To deal with other companies, we apply the library edgartools. Besides, we also get the release date of those annual reports, which would be essential for our collection of stock price on the annual report release date, after 20 trading days, 120 trading days and 252 trading days.

Step 1: Collection in Annual Report filing date:

Here we get the filing date of the annual reports and store it in the csv document for future stock price collection. And to improve the efficiency of computation in getting data, we use library asyncio to assist the process.

 from edgar import Company, set_identity
 import asyncio
 set_identity('example@example.com')
 COMPANY_LIST = ["MMM", "AXP", "AMGN", ..., "WMT"]
 YEAR_START = 2020
 YEAR_END = 2023
 async def fetch_company_data(ticker: str, year: int):
    try:
        com = Company(ticker)
        com_file = com.get_filings(form="10-K").latest(5)
        com_2 = com_file[2024 - year].obj()

        # Get Required Section of Annual Report
        item1 = com_2['Item 1']
        item1a = com_2['Item 1A']
        item7 = com_2['Item 7']

        # Get the filing date
        if 2024 - year < len(com_file):
            filing_date = com_file[2024 - year].filing_date
        else:
            None
        return item1, item1a, item7, filing_date

     except (IndexError, KeyError, AttributeError) as e:
        print(f"Error fetching data for {ticker} in {year}: {e}")
        return "", "", "", None

Step 2: Collect one more year of Annual reports as the testing dataset

Based on our research progress, we decided to train a model that learn from the relationship between the hedging word frequency and stock performance. Thus, we also collect the most recent information as the testing set to see the accuracy of our trained model. And for data storage, we use library pandas for assistance.
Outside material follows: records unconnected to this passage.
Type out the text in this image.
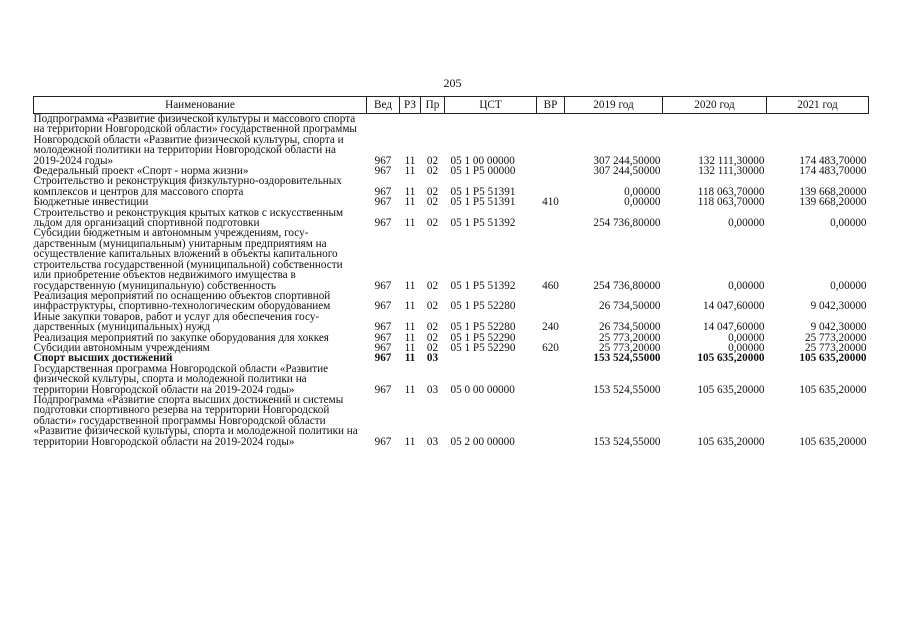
205
Наименование	Вед	РЗ	Пр	ЦСТ	ВР	2019 год	2020 год	2021 год
Подпрограмма «Развитие физической культуры и массового спорта на территории Новгородской области» государственной программы Новгородской области «Развитие физической культуры, спорта и молодежной политики на территории Новгородской области на 2019-2024 годы»	967	11	02	05 1 00 00000		307 244,50000	132 111,30000	174 483,70000
Федеральный проект «Спорт - норма жизни»	967	11	02	05 1 P5 00000		307 244,50000	132 111,30000	174 483,70000
Строительство и реконструкция физкультурно-оздоровительных комплексов и центров для массового спорта	967	11	02	05 1 P5 51391		0,00000	118 063,70000	139 668,20000
Бюджетные инвестиции	967	11	02	05 1 P5 51391	410	0,00000	118 063,70000	139 668,20000
Строительство и реконструкция крытых катков с искусственным льдом для организаций спортивной подготовки	967	11	02	05 1 P5 51392		254 736,80000	0,00000	0,00000
Субсидии бюджетным и автономным учреждениям, государственным (муниципальным) унитарным предприятиям на осуществление капитальных вложений в объекты капитального строительства государственной (муниципальной) собственности или приобретение объектов недвижимого имущества в государственную (муниципальную) собственность	967	11	02	05 1 P5 51392	460	254 736,80000	0,00000	0,00000
Реализация мероприятий по оснащению объектов спортивной инфраструктуры, спортивно-технологическим оборудованием	967	11	02	05 1 P5 52280		26 734,50000	14 047,60000	9 042,30000
Иные закупки товаров, работ и услуг для обеспечения государственных (муниципальных) нужд	967	11	02	05 1 P5 52280	240	26 734,50000	14 047,60000	9 042,30000
Реализация мероприятий по закупке оборудования для хоккея	967	11	02	05 1 P5 52290		25 773,20000	0,00000	25 773,20000
Субсидии автономным учреждениям	967	11	02	05 1 P5 52290	620	25 773,20000	0,00000	25 773,20000
Спорт высших достижений	967	11	03			153 524,55000	105 635,20000	105 635,20000
Государственная программа Новгородской области «Развитие физической культуры, спорта и молодежной политики на территории Новгородской области на 2019-2024 годы»	967	11	03	05 0 00 00000		153 524,55000	105 635,20000	105 635,20000
Подпрограмма «Развитие спорта высших достижений и системы подготовки спортивного резерва на территории Новгородской области» государственной программы Новгородской области «Развитие физической культуры, спорта и молодежной политики на территории Новгородской области на 2019-2024 годы»	967	11	03	05 2 00 00000		153 524,55000	105 635,20000	105 635,20000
 # ...(same code as blog 1)
 # Here are the main improvements
 import pandas as pd
  data_list = [
    (
        COMPANY_LIST[i // (YEAR_END - YEAR_START + 1)], 
        YEAR_START + (i % (YEAR_END - YEAR_START + 1)), 
        results[i]
        )
        for i in range(len(results))
     ]

     # Create a DataFrame and save to CSV
     df = pd.DataFrame(
        data_list, 
        columns=\
            ['Company', 'Year', 'Item 1', 'Item 1A', 'Item 7', 'Filing Date']
        )
     df.to_csv('first_version_annual_reports.csv', index=False)
     print("Data has been written to first_version_annual_reports.csv")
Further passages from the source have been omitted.